I am writing an application which should receive audio and send it to Bing Recognition API to get text. I used the Service Library and it works with a wav file. So I wrote my own stream class to receive audio from mic or network (RTP) as send it to the recognition API. When I add a WAV header in front of the audio stream, it works for some seconds.

Debugging shows, that the recognition api reads form stream faster than it is filled by audio source (16k samplerate, 16 bit, mono).

So my question is: Is there a way to use the recognize api with a real-time (continuous) audio stream?

I know there is an example with a microphone client, but it works with microphone only and I need it for different sources.

3
Do you just want to to send audio in realtime and get back results as someone speaks? Or do you want to send an arbitrarily long stream of audio? Maybe if you link to the microphone example your question will be clearer.John Wiseman
I want to send audio in realtime to get partial results during speaking. Principially like the microphone sample in the sample folder but for different sources (e.g. RTP). But I hope I found a solution (have to do some more tests). If it works I will create an answer with the description.H.G. Sandhagen

3 Answers

1
votes

If you want to use sources other than a microphone, you can use a DataRecognitionClient class, by calling SpeechRecognitionServiceFactory's CreateDataClient method. Once you have the client object, you can take audio from any source--microphone, network, reading from a file, etc.--and send it to be processed with the client's SendAudio method. As you receive each audio buffer, you make a new call to SendAudio.

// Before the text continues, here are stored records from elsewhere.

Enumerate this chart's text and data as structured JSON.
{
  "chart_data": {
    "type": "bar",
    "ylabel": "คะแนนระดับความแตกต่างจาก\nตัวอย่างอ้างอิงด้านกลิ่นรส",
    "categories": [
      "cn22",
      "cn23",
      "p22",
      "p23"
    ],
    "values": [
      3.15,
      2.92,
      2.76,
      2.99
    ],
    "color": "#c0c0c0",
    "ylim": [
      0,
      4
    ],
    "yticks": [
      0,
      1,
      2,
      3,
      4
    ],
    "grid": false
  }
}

While you're in the process of sending audio with SendAudio, you will receive partial recognition results in realtime (or close) in the form of the client's OnPartialResponse event.

When you're done sending audio, you signal to the client that you're ready for the final recognition result by calling EndAudio. You should then receive a OnResponseReceived event from the client containing the final recognition hypotheses.

2
votes

I found a solution for my problem. I wrote a class AudioStream inherited from stream which buffers the input and wait when the Read method is called and its buffer is empty. This prevents the recognizer to stop because the read method return always a value > 0. Here is the important part code of this class:

public class AudioStream : Stream {
private AutoResetEvent _waitEvent = new AutoResetEvent(false);

internal void AddData(byte[] buffer, int count) {
    _buffer.Add(buffer, count);
    // Enable Read
    _waitEvent.Set();
}
public override int Read(byte[] buffer, int offset, int count) {
    int readCount = 0;
    if ((_buffer.Empty) {
        // Wait for input
        _waitEvent.WaitOne();
    }
    ......
    // Fill buffer from _buffer;

    _waitEvent.Reset();
    return length;
}
protected override void Dispose(bool disposing) {
    // Make sure, that there is no waiting Read
    // Clear buffer, dispose wait event etc.
}
......

}

Because audio data is received continously, the Read method will not "hang" longer than some miliseconds (e.g. RTP packages are received all 20 ms).

0
votes

Adding additional supporting information on this topic: The stream implementation has to support concurrent read/write operations, and block when it has no data.